The IAEA said on September 15 that Iranian non-cooperation had stymied its inquiry into what it calls "serious" intelligence material from several sources said to show that Iran has pursued secret projects to design a nuclear weapon.

Iran says it will enrich uranium only to low levels for electricity generation. Western powers suspect Iran really wants to produce highly enriched uranium to fuel atomic bombs.

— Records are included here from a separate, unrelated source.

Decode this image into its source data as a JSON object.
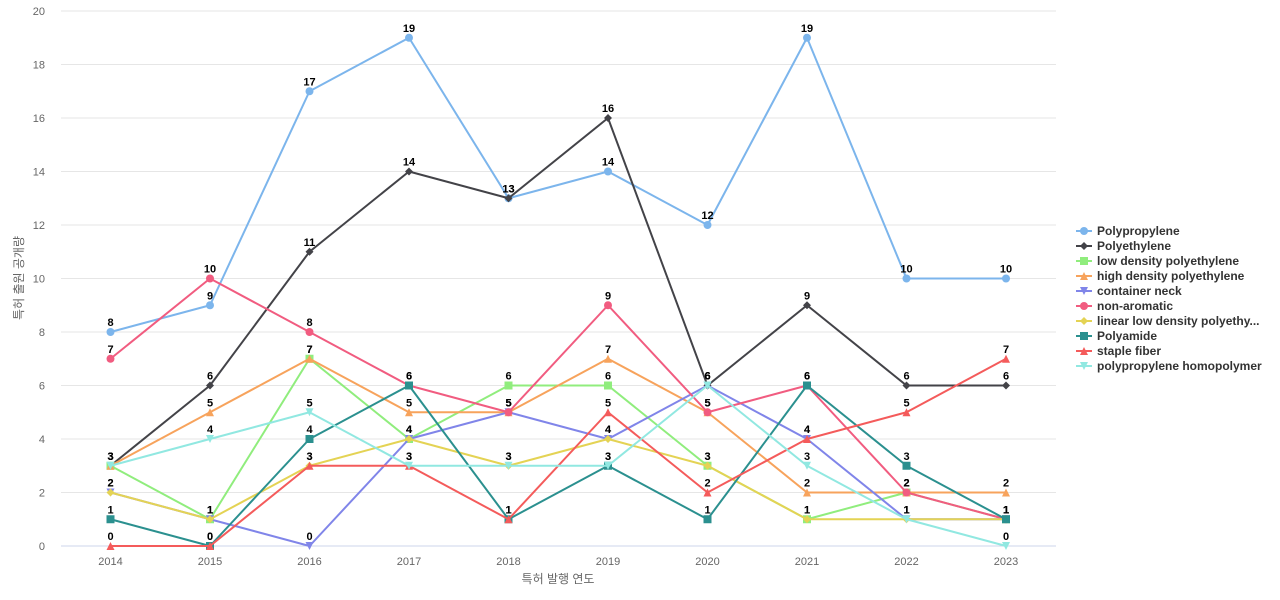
{
  "chart_data": {
    "type": "line",
    "title": "",
    "xlabel": "특허 발행 연도",
    "ylabel": "특허 출원 공개량",
    "x": [
      "2014",
      "2015",
      "2016",
      "2017",
      "2018",
      "2019",
      "2020",
      "2021",
      "2022",
      "2023"
    ],
    "ylim": [
      0,
      20
    ],
    "yticks": [
      0,
      2,
      4,
      6,
      8,
      10,
      12,
      14,
      16,
      18,
      20
    ],
    "grid": true,
    "legend_position": "right",
    "series": [
      {
        "name": "Polypropylene",
        "color": "#7cb5ec",
        "marker": "circle",
        "values": [
          8,
          9,
          17,
          19,
          13,
          14,
          12,
          19,
          10,
          10
        ]
      },
      {
        "name": "Polyethylene",
        "color": "#434348",
        "marker": "diamond",
        "values": [
          3,
          6,
          11,
          14,
          13,
          16,
          6,
          9,
          6,
          6
        ]
      },
      {
        "name": "low density polyethylene",
        "color": "#90ed7d",
        "marker": "square",
        "values": [
          3,
          1,
          7,
          4,
          6,
          6,
          3,
          1,
          2,
          1
        ]
      },
      {
        "name": "high density polyethylene",
        "color": "#f7a35c",
        "marker": "triangle",
        "values": [
          3,
          5,
          7,
          5,
          5,
          7,
          5,
          2,
          2,
          2
        ]
      },
      {
        "name": "container neck",
        "color": "#8085e9",
        "marker": "triangle-down",
        "values": [
          2,
          1,
          0,
          4,
          5,
          4,
          6,
          4,
          1,
          1
        ]
      },
      {
        "name": "non-aromatic",
        "color": "#f15c80",
        "marker": "circle",
        "values": [
          7,
          10,
          8,
          6,
          5,
          9,
          5,
          6,
          2,
          1
        ]
      },
      {
        "name": "linear low density polyethy...",
        "color": "#e4d354",
        "marker": "diamond",
        "values": [
          2,
          1,
          3,
          4,
          3,
          4,
          3,
          1,
          1,
          1
        ]
      },
      {
        "name": "Polyamide",
        "color": "#2b908f",
        "marker": "square",
        "values": [
          1,
          0,
          4,
          6,
          1,
          3,
          1,
          6,
          3,
          1
        ]
      },
      {
        "name": "staple fiber",
        "color": "#f45b5b",
        "marker": "triangle",
        "values": [
          0,
          0,
          3,
          3,
          1,
          5,
          2,
          4,
          5,
          7
        ]
      },
      {
        "name": "polypropylene homopolymer",
        "color": "#91e8e1",
        "marker": "triangle-down",
        "values": [
          3,
          4,
          5,
          3,
          3,
          3,
          6,
          3,
          1,
          0
        ]
      }
    ]
  }
}
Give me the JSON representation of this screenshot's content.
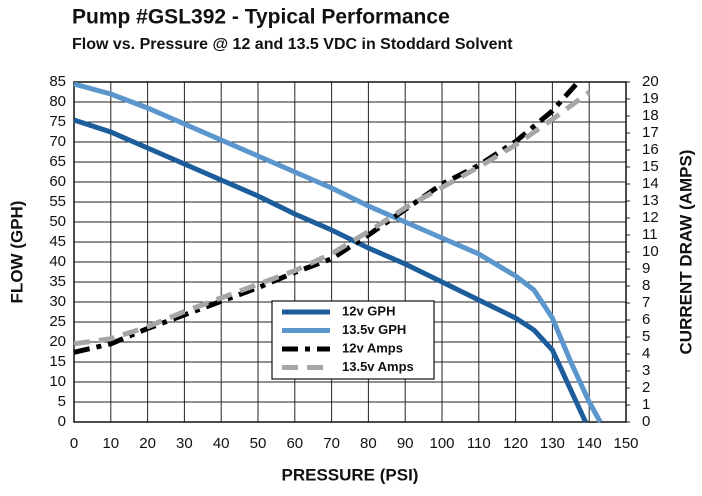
{
  "chart_data": {
    "type": "line",
    "title": "Pump #GSL392 - Typical Performance",
    "subtitle": "Flow vs. Pressure @ 12 and 13.5 VDC in Stoddard Solvent",
    "x_label": "PRESSURE (PSI)",
    "y_label": "FLOW (GPH)",
    "y2_label": "CURRENT DRAW (AMPS)",
    "xlim": [
      0,
      150
    ],
    "xticks": [
      0,
      10,
      20,
      30,
      40,
      50,
      60,
      70,
      80,
      90,
      100,
      110,
      120,
      130,
      140,
      150
    ],
    "ylim": [
      0,
      85
    ],
    "yticks": [
      0,
      5,
      10,
      15,
      20,
      25,
      30,
      35,
      40,
      45,
      50,
      55,
      60,
      65,
      70,
      75,
      80,
      85
    ],
    "y2lim": [
      0,
      20
    ],
    "y2ticks": [
      0,
      1,
      2,
      3,
      4,
      5,
      6,
      7,
      8,
      9,
      10,
      11,
      12,
      13,
      14,
      15,
      16,
      17,
      18,
      19,
      20
    ],
    "grid": true,
    "series": [
      {
        "name": "12v GPH",
        "color": "#1d5d9b",
        "style": "solid",
        "x": [
          0,
          10,
          20,
          30,
          40,
          50,
          60,
          70,
          80,
          90,
          100,
          110,
          120,
          125,
          130,
          135,
          139
        ],
        "values": [
          75.5,
          72.5,
          68.5,
          64.5,
          60.5,
          56.5,
          52,
          48,
          43.5,
          39.5,
          35,
          30.5,
          26,
          23,
          18,
          8,
          0
        ]
      },
      {
        "name": "13.5v GPH",
        "color": "#5b96cd",
        "style": "solid",
        "x": [
          0,
          10,
          20,
          30,
          40,
          50,
          60,
          70,
          80,
          90,
          100,
          110,
          120,
          125,
          130,
          135,
          140,
          143
        ],
        "values": [
          84.5,
          82,
          78.5,
          74.5,
          70.5,
          66.5,
          62.5,
          58.5,
          54,
          50,
          46,
          42,
          36.5,
          33,
          26,
          15,
          5,
          0
        ]
      },
      {
        "name": "12v Amps",
        "color": "#000000",
        "style": "dashdot",
        "axis": "y2",
        "x": [
          0,
          10,
          20,
          30,
          40,
          50,
          60,
          70,
          80,
          90,
          100,
          110,
          120,
          130,
          137
        ],
        "values": [
          4.1,
          4.6,
          5.5,
          6.3,
          7.1,
          7.9,
          8.8,
          9.6,
          11,
          12.5,
          14,
          15.1,
          16.5,
          18.3,
          20
        ]
      },
      {
        "name": "13.5v Amps",
        "color": "#a6a6a6",
        "style": "dashed",
        "axis": "y2",
        "x": [
          0,
          10,
          20,
          30,
          40,
          50,
          60,
          70,
          80,
          90,
          100,
          110,
          120,
          130,
          140
        ],
        "values": [
          4.6,
          4.9,
          5.6,
          6.5,
          7.3,
          8.1,
          8.9,
          9.9,
          11.2,
          12.6,
          13.8,
          15,
          16.3,
          17.8,
          19.4
        ]
      }
    ]
  }
}
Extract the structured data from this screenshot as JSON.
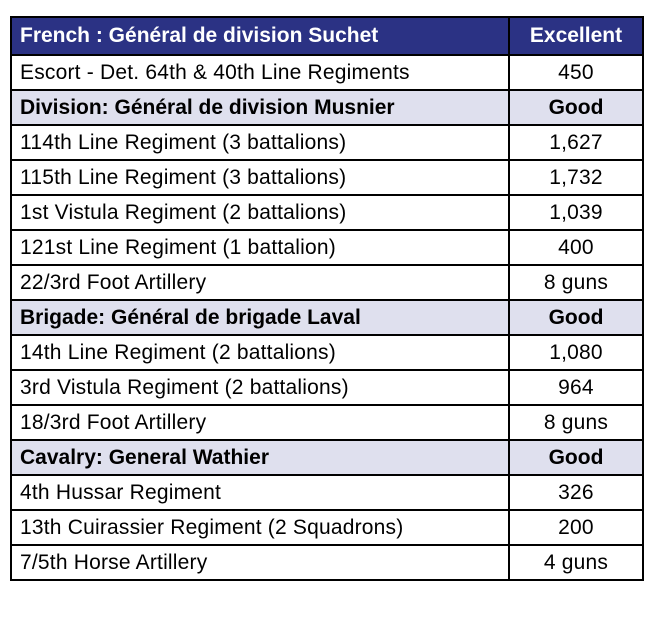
{
  "colors": {
    "header_bg": "#2b3284",
    "header_text": "#ffffff",
    "section_bg": "#dfe0ee",
    "row_bg": "#ffffff",
    "border": "#000000"
  },
  "header": {
    "commander": "French : Général de division Suchet",
    "rating": "Excellent"
  },
  "escort": {
    "unit": "Escort - Det. 64th & 40th Line Regiments",
    "strength": "450"
  },
  "sections": [
    {
      "title": "Division: Général de division Musnier",
      "rating": "Good",
      "units": [
        {
          "unit": "114th Line Regiment (3 battalions)",
          "strength": "1,627"
        },
        {
          "unit": "115th Line Regiment (3 battalions)",
          "strength": "1,732"
        },
        {
          "unit": "1st Vistula Regiment (2 battalions)",
          "strength": "1,039"
        },
        {
          "unit": "121st Line Regiment (1 battalion)",
          "strength": "400"
        },
        {
          "unit": "22/3rd Foot Artillery",
          "strength": "8 guns"
        }
      ]
    },
    {
      "title": "Brigade: Général de brigade Laval",
      "rating": "Good",
      "units": [
        {
          "unit": "14th Line Regiment (2 battalions)",
          "strength": "1,080"
        },
        {
          "unit": "3rd Vistula Regiment (2 battalions)",
          "strength": "964"
        },
        {
          "unit": "18/3rd Foot Artillery",
          "strength": "8 guns"
        }
      ]
    },
    {
      "title": "Cavalry: General Wathier",
      "rating": "Good",
      "units": [
        {
          "unit": "4th Hussar Regiment",
          "strength": "326"
        },
        {
          "unit": "13th Cuirassier Regiment (2 Squadrons)",
          "strength": "200"
        },
        {
          "unit": "7/5th Horse Artillery",
          "strength": "4 guns"
        }
      ]
    }
  ]
}
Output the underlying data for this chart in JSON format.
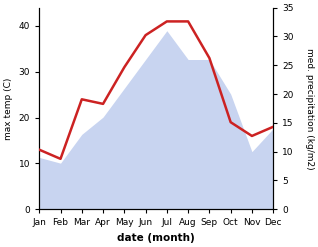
{
  "months": [
    "Jan",
    "Feb",
    "Mar",
    "Apr",
    "May",
    "Jun",
    "Jul",
    "Aug",
    "Sep",
    "Oct",
    "Nov",
    "Dec"
  ],
  "temperature": [
    13,
    11,
    24,
    23,
    31,
    38,
    41,
    41,
    33,
    19,
    16,
    18
  ],
  "precipitation": [
    9,
    8,
    13,
    16,
    21,
    26,
    31,
    26,
    26,
    20,
    10,
    14
  ],
  "temp_color": "#cc2222",
  "precip_fill_color": "#c8d4f0",
  "background_color": "#ffffff",
  "temp_ylim": [
    0,
    44
  ],
  "precip_ylim": [
    0,
    33
  ],
  "temp_yticks": [
    0,
    10,
    20,
    30,
    40
  ],
  "precip_yticks": [
    0,
    5,
    10,
    15,
    20,
    25,
    30,
    35
  ],
  "xlabel": "date (month)",
  "ylabel_left": "max temp (C)",
  "ylabel_right": "med. precipitation (kg/m2)",
  "figsize": [
    3.18,
    2.47
  ],
  "dpi": 100
}
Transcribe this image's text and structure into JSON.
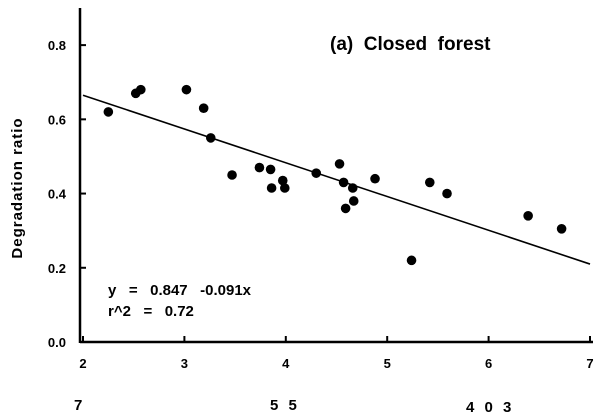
{
  "chart_data": {
    "type": "scatter",
    "title": "(a)  Closed  forest",
    "xlabel": "",
    "ylabel": "Degradation  ratio",
    "xlim": [
      2,
      7
    ],
    "ylim": [
      0.0,
      0.9
    ],
    "xticks": [
      "2",
      "3",
      "4",
      "5",
      "6",
      "7"
    ],
    "xtick_values": [
      2,
      3,
      4,
      5,
      6,
      7
    ],
    "yticks": [
      "0.0",
      "0.2",
      "0.4",
      "0.6",
      "0.8"
    ],
    "ytick_values": [
      0.0,
      0.2,
      0.4,
      0.6,
      0.8
    ],
    "series": [
      {
        "points": [
          {
            "x": 2.25,
            "y": 0.62
          },
          {
            "x": 2.52,
            "y": 0.67
          },
          {
            "x": 2.57,
            "y": 0.68
          },
          {
            "x": 3.02,
            "y": 0.68
          },
          {
            "x": 3.19,
            "y": 0.63
          },
          {
            "x": 3.26,
            "y": 0.55
          },
          {
            "x": 3.47,
            "y": 0.45
          },
          {
            "x": 3.74,
            "y": 0.47
          },
          {
            "x": 3.85,
            "y": 0.465
          },
          {
            "x": 3.86,
            "y": 0.415
          },
          {
            "x": 3.97,
            "y": 0.435
          },
          {
            "x": 3.99,
            "y": 0.415
          },
          {
            "x": 4.3,
            "y": 0.455
          },
          {
            "x": 4.53,
            "y": 0.48
          },
          {
            "x": 4.57,
            "y": 0.43
          },
          {
            "x": 4.59,
            "y": 0.36
          },
          {
            "x": 4.66,
            "y": 0.415
          },
          {
            "x": 4.67,
            "y": 0.38
          },
          {
            "x": 4.88,
            "y": 0.44
          },
          {
            "x": 5.24,
            "y": 0.22
          },
          {
            "x": 5.42,
            "y": 0.43
          },
          {
            "x": 5.59,
            "y": 0.4
          },
          {
            "x": 6.39,
            "y": 0.34
          },
          {
            "x": 6.72,
            "y": 0.305
          }
        ]
      }
    ],
    "regression": {
      "intercept": 0.847,
      "slope": -0.091
    },
    "annotations": {
      "equation": "y   =   0.847   -0.091x",
      "r2": "r^2   =   0.72"
    },
    "footer_labels": [
      "7",
      "5 5",
      "4 0 3"
    ],
    "grid": false,
    "legend": "none"
  }
}
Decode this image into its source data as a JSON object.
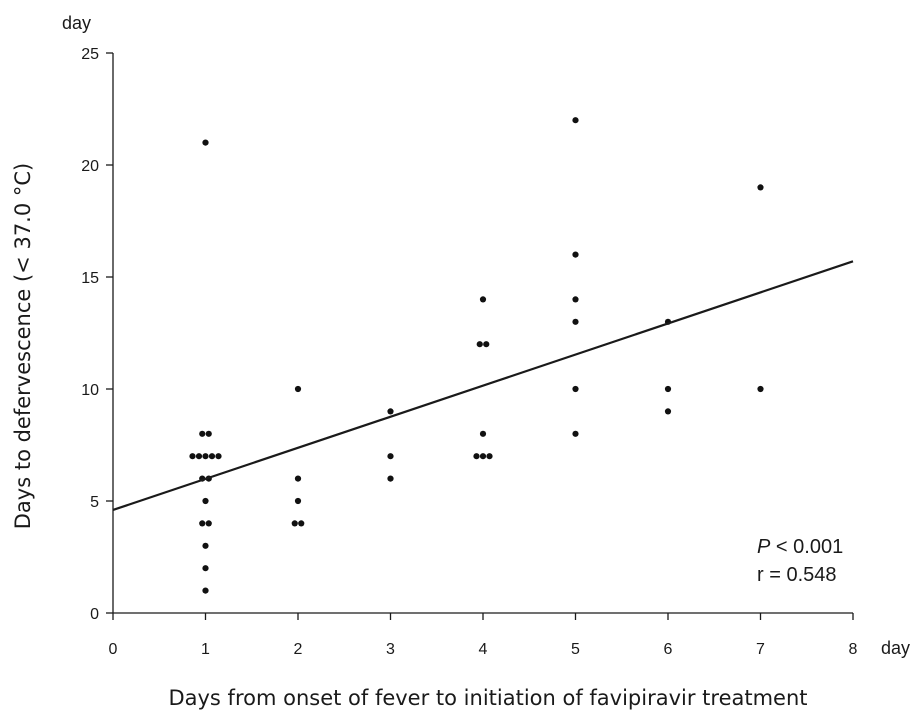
{
  "chart_data": {
    "type": "scatter",
    "title": "",
    "xlabel": "Days from onset of fever to initiation of favipiravir treatment",
    "ylabel": "Days to defervescence (< 37.0 °C)",
    "x_unit": "day",
    "y_unit": "day",
    "xlim": [
      0,
      8
    ],
    "ylim": [
      0,
      25
    ],
    "x_ticks": [
      "0",
      "1",
      "2",
      "3",
      "4",
      "5",
      "6",
      "7",
      "8"
    ],
    "y_ticks": [
      "0",
      "5",
      "10",
      "15",
      "20",
      "25"
    ],
    "grid": false,
    "series": [
      {
        "points": [
          {
            "x": 1,
            "y": 21
          },
          {
            "x": 1,
            "y": 8
          },
          {
            "x": 1,
            "y": 8
          },
          {
            "x": 1,
            "y": 7
          },
          {
            "x": 1,
            "y": 7
          },
          {
            "x": 1,
            "y": 7
          },
          {
            "x": 1,
            "y": 7
          },
          {
            "x": 1,
            "y": 7
          },
          {
            "x": 1,
            "y": 6
          },
          {
            "x": 1,
            "y": 6
          },
          {
            "x": 1,
            "y": 5
          },
          {
            "x": 1,
            "y": 4
          },
          {
            "x": 1,
            "y": 4
          },
          {
            "x": 1,
            "y": 3
          },
          {
            "x": 1,
            "y": 2
          },
          {
            "x": 1,
            "y": 1
          },
          {
            "x": 2,
            "y": 10
          },
          {
            "x": 2,
            "y": 6
          },
          {
            "x": 2,
            "y": 5
          },
          {
            "x": 2,
            "y": 4
          },
          {
            "x": 2,
            "y": 4
          },
          {
            "x": 3,
            "y": 9
          },
          {
            "x": 3,
            "y": 7
          },
          {
            "x": 3,
            "y": 6
          },
          {
            "x": 4,
            "y": 14
          },
          {
            "x": 4,
            "y": 12
          },
          {
            "x": 4,
            "y": 12
          },
          {
            "x": 4,
            "y": 8
          },
          {
            "x": 4,
            "y": 7
          },
          {
            "x": 4,
            "y": 7
          },
          {
            "x": 4,
            "y": 7
          },
          {
            "x": 5,
            "y": 22
          },
          {
            "x": 5,
            "y": 16
          },
          {
            "x": 5,
            "y": 14
          },
          {
            "x": 5,
            "y": 13
          },
          {
            "x": 5,
            "y": 10
          },
          {
            "x": 5,
            "y": 8
          },
          {
            "x": 6,
            "y": 13
          },
          {
            "x": 6,
            "y": 10
          },
          {
            "x": 6,
            "y": 9
          },
          {
            "x": 7,
            "y": 19
          },
          {
            "x": 7,
            "y": 10
          }
        ]
      }
    ],
    "regression_line": {
      "x": [
        0,
        8
      ],
      "y": [
        4.6,
        15.7
      ]
    },
    "annotations": {
      "p_symbol": "P",
      "p_text": " < 0.001",
      "r_text": "r = 0.548"
    }
  }
}
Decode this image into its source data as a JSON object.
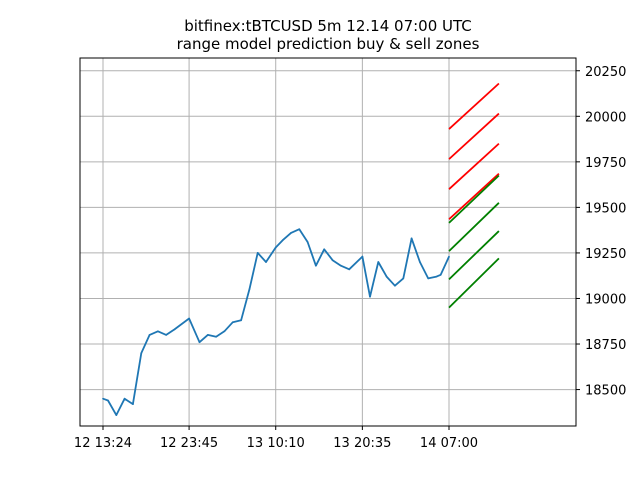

IAEA Director Mohamed ElBaradei told the 35-nation meeting on Monday Iran's argument that the investigation menaced its national security was insufficient. He said the IAEA could ensure the confidentiality of information provided to it.

The IAEA stresses the intelligence is unverified. Iran has denounced it as forgeries and says it could prove this if the IAEA gave it the original material — which Washington has refused to do for security reasons, diplomats say.

The intelligence material alleges that Iran in the past linked projects to process uranium, test high explosives at high altitudes and modify the cone of a long-range Shahab-3 missile to take a nuclear payload.

"The (IAEA) report presents a decidedly bleak picture. We now seem at a particularly critical juncture, with Iran now asserting there is nothing for the agency to investigate as far as possible military dimensions to its nuclear program are concerned," Germany, France and Britain, among the six big powers, said in a joint statement to the governors' meeting.

Current EU president France, speaking separately on behalf of the 27-nation bloc, spoke of an "alarming" situation.

"DELAY AND DENIAL STRATEGY"

U.S. Ambassador Gregory Schulte said Iran's "strategy of delay and denial" confronted non-proliferation guardians with a grave challenge they could ill-afford to lose.

The Western group again called on Iran to answer IAEA questions substantively rather than evade them without "reason or pretext," and to take up a world powers' offer of significant trade and diplomatic concessions if it suspends enrichment.

"If Iran does not seize (this) opportunity for talks … with the participation of a senior U.S. official, the price will be even greater international isolation," Schulte added.

That will not happen soon if a breakdown in six-power crisis diplomacy on Iran is anything to go by.

Foreign ministers of the United States, Britain, France, Germany, Russia and China scrapped talks this week to discuss a fourth round of sanctions after Moscow pulled out, a few days after an abortive meeting on the matter in Washington.

Russia, furious over U.S. calls for Moscow to be penalized over its war with Georgia, said it saw no need for the session on the sidelines of the U.N. General Assembly in New York.

"We need to act. Our first task is to say things clearly, with a unified voice. We cannot allow ourselves to be slowly immunized (to the situation)," said French IAEA Ambassador Francois-Xavier Deniau. He did not say what should be done.

Iranian Ambassador Ali Asghar Soltanieh held a power-point briefing for journalists on Wednesday in which he tried to refute the intelligence material point by point.

He said documents shown to Iran in electronic form were bogus as they lacked classified seals, signatures and dates, were not in Iranian defense ministry format and were plagued by inconsistencies.

"No original documents have been presented to Iran because they don't exist. This investigation is over as far as we are concerned," Soltanieh declared.